For years, doctors have been hindered in their efforts to help cancer patients because healthy cells are destroyed along with tumours under the onslaught of cytotoxic chemotherapy drugs. The treatment often leaves patients feeling more ill than they did beforehand.

Now, however, using a genetic technique, it may be possible to help the healthy cells survive - thereby reducing unpleasant side-effects, reducing the chances of secondary tumours, and increasing the likelihood of a cure.

Dr Joseph Rafferty, of Manchester's Paterson Institute, explained: "The theory is quite simple. If you sprayed your whole garden with weedkiller, you would kill the weeds as well as the flowers. But if the flowers could be altered to produce a substance that protected them, only the weeds would die.

"We've managed to get cells in a laboratory to produce such a substance so that chemotherapy only affects the cells we want to kill," he said.

Scientists have successfully developed a mutant version of the protein ATase which repairs DNA inside cancers and thwarts the benefits of chemotherapy.

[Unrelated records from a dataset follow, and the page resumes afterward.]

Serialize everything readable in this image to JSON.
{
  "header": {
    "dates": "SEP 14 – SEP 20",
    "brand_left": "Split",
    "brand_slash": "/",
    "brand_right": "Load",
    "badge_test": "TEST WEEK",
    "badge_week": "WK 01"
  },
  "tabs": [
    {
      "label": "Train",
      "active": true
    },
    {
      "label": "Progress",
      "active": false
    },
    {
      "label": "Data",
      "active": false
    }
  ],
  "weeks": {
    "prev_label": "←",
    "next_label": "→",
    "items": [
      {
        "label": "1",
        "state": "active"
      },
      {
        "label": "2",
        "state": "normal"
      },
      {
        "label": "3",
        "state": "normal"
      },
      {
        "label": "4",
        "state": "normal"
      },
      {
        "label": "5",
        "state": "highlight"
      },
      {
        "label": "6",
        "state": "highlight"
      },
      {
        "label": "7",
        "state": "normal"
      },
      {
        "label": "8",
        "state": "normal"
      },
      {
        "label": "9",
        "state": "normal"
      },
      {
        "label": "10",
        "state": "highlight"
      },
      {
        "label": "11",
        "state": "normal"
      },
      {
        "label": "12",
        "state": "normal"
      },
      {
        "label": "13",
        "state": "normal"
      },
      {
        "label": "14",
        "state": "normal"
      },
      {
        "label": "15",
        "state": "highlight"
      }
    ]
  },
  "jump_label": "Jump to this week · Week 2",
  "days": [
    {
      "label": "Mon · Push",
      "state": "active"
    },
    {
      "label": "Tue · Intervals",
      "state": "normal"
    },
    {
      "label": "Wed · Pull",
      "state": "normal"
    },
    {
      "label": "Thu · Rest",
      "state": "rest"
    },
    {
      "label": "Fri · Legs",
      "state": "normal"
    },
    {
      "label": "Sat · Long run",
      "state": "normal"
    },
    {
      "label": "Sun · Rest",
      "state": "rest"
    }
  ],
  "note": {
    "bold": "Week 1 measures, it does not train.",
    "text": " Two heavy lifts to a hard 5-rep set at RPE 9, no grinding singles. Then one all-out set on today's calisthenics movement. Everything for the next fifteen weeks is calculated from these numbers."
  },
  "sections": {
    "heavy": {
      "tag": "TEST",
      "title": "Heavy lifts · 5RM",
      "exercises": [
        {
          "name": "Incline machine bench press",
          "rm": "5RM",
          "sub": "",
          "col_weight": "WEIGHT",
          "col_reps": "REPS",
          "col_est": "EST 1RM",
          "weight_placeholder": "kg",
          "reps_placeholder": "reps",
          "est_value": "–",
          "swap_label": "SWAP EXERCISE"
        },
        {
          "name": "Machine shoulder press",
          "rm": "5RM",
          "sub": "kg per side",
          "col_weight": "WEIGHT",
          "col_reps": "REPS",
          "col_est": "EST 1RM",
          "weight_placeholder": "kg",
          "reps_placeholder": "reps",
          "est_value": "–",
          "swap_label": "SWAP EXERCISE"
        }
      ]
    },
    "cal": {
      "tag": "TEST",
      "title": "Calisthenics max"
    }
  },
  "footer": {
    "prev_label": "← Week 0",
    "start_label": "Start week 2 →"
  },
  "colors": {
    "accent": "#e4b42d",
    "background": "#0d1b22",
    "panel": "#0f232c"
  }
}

Substances have in the past been used to inactivate ATase and stop the tumours repairing themselves. But this has had the drawback of affecting healthy cells as well.

Now a mutant version of the protein, which is unaffected by the inactivators, has been developed.

Backed by the Cancer Research Campaign, the findings could mean that healthy cells will escape unharmed while cancer cells are made less resistant to treatment.